The downside of this style of LARP is that you need judges (AKA referees, storytellers, or Non-player Characters). So if a victim ends up in a room alone with the guy who was out to get him, they can “fight” and the judge says who wins. Sometimes the fighting is just rock-paper-scissors, other times a dice or coin might decide the outcome. The more people you have in the game, the more judges you need. Often these judges play bit parts like a servant or a wall flower, and so blend in until they are needed. Often they take on majorly powerful setting based characters that you couldn’t let just anyone play and very often must do something to move the story along…like the king of the fairy court who is scheduled to die at precisely 11:15pm!
That’s the thing with the Pullman Masquerade…Frank had 21 people to deal with and no judges but himself. He was tasked with the job of involving everyone too, so How-To-Host-a-Mystery was out because there would’ve been only eight principles and all the rest would’ve been detectives. It would’ve turned into dinner theater.

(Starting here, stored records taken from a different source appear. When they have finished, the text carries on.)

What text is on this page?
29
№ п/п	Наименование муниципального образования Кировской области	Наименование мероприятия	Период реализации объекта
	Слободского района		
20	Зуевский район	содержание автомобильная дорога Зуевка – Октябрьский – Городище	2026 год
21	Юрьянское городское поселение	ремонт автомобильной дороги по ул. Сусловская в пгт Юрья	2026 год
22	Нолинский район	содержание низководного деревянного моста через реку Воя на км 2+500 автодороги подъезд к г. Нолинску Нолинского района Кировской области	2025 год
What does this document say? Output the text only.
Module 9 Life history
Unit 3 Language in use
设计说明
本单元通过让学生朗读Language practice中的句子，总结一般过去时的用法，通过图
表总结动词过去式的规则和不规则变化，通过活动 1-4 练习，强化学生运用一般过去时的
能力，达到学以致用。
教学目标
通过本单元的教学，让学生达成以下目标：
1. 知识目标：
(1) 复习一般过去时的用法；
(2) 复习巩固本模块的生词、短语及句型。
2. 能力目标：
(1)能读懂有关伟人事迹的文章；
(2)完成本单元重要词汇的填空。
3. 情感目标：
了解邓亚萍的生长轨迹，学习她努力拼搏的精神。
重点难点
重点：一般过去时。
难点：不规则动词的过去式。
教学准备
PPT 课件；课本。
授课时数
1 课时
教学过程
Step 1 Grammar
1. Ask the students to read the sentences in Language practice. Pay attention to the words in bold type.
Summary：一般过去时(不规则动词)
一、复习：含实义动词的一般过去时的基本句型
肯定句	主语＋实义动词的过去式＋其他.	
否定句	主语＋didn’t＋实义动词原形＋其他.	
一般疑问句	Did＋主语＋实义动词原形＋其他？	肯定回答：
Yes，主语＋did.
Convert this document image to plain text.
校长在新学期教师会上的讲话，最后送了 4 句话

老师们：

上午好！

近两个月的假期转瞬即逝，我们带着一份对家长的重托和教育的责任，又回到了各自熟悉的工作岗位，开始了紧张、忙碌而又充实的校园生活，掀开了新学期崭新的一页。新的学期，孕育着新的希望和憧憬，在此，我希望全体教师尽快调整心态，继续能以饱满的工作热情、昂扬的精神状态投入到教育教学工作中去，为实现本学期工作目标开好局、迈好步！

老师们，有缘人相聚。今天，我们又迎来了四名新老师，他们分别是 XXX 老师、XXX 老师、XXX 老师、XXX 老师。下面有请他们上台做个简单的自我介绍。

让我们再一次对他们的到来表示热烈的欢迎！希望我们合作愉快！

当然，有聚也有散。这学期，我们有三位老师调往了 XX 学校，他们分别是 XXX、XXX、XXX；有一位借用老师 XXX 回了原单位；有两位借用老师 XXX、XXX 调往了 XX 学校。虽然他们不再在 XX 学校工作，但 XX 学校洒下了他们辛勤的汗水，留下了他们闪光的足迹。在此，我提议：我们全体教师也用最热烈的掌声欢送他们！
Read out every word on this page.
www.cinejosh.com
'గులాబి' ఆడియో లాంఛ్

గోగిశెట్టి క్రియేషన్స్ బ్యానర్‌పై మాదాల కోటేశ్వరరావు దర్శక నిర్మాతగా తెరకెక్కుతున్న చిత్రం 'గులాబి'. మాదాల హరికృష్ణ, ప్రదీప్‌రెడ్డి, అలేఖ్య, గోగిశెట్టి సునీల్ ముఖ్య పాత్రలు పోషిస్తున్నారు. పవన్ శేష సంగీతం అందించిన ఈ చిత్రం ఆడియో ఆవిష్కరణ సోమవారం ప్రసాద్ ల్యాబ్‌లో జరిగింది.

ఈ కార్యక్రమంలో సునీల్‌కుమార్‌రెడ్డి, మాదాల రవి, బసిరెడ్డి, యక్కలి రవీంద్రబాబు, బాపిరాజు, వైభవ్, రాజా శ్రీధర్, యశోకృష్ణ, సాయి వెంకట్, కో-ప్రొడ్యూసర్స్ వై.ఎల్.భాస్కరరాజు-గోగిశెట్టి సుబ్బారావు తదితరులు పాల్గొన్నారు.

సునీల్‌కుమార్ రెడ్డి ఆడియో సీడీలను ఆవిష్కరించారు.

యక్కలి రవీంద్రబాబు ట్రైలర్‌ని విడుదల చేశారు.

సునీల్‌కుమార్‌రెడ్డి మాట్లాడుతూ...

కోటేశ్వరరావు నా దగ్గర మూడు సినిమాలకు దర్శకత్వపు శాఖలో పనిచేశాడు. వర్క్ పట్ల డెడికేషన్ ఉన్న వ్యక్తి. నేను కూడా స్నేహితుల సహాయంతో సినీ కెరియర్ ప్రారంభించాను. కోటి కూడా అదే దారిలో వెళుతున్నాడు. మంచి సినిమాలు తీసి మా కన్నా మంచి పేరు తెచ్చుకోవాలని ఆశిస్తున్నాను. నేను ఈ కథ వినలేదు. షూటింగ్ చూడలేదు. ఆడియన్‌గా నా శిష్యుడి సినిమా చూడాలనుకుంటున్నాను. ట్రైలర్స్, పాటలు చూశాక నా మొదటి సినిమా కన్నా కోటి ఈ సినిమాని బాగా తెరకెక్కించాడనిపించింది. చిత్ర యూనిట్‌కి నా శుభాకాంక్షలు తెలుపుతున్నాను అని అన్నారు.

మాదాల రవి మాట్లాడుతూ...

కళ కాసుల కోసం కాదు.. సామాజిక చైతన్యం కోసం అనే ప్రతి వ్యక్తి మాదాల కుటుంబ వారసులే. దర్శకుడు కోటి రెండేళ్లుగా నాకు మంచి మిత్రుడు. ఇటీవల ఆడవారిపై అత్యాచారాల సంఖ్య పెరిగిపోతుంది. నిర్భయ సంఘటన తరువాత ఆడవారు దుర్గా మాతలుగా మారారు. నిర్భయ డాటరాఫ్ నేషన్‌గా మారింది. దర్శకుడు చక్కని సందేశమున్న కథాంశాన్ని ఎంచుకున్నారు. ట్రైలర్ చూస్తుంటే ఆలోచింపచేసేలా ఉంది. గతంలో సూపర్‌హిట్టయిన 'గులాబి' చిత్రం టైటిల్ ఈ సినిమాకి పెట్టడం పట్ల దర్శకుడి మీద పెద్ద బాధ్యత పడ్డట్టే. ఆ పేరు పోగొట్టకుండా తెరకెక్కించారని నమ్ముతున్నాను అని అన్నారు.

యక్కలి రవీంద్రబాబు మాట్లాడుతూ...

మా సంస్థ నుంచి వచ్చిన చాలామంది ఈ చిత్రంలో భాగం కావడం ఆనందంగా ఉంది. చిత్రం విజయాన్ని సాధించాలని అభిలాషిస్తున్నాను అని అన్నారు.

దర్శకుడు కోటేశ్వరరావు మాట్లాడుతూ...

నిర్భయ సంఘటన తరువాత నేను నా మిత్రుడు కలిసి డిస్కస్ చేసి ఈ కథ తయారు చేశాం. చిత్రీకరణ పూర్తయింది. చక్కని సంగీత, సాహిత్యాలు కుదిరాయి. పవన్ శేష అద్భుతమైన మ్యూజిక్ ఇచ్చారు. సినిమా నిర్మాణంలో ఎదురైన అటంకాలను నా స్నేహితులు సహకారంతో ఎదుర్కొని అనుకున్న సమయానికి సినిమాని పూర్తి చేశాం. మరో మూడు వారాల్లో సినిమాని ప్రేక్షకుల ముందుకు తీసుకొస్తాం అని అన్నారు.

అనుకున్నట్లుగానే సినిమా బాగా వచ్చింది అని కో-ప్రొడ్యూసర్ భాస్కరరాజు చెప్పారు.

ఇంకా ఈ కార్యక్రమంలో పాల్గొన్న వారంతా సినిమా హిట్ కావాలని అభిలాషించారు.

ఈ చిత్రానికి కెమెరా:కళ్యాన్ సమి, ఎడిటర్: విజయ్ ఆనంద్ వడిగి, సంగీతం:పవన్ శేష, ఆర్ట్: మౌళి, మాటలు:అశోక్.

If everyone had a character and a goal to do all at once, how could he alone judge all that? (Plus he dislikes LARPs) So he made it puzzles and riddle clues, which everyone worked on together and no one solved…not so much that they weren’t getting the riddles but that they were letting other people talk them out of the right answer. I was both frustrated with it, and anxious for Frank being successful in this. I shouldn’t have bothered…these were his allies. These kids were his friends and his gaming groupies, long used to picking up whatever gauntlet Frank choose to throw down. Plus, they are enough like him that the things he enjoys are the things they enjoy. So they saw puzzles and riddles and said “Yay!” and got to work on them. I have never felt so out of place in my life. At least there was Nicky…my fellow polymath…to be my refuge. She was the fabulous hostess of the party. She and I gave the game a chance—more than an hour actually—but when the gamers began to debate, we retreated to the other room and played with the cat, talked arts & crafts, discussed costuming, touched on mask & backdrop design, talked about cooking a little, and took pictures. Every now and then we’d look into the other room and watch all the gamers in their element…grinning ear-to-ear…just to make sure they were having a good time (which I was no longer in any doubt that they were), and then go back to our pothmathic topic-hopping discussion. I have to say that I was glad for two things…that I stayed in the game longer than Frank thought I would (he told me this after) and also that I was the only one all LARPed up with no place to go.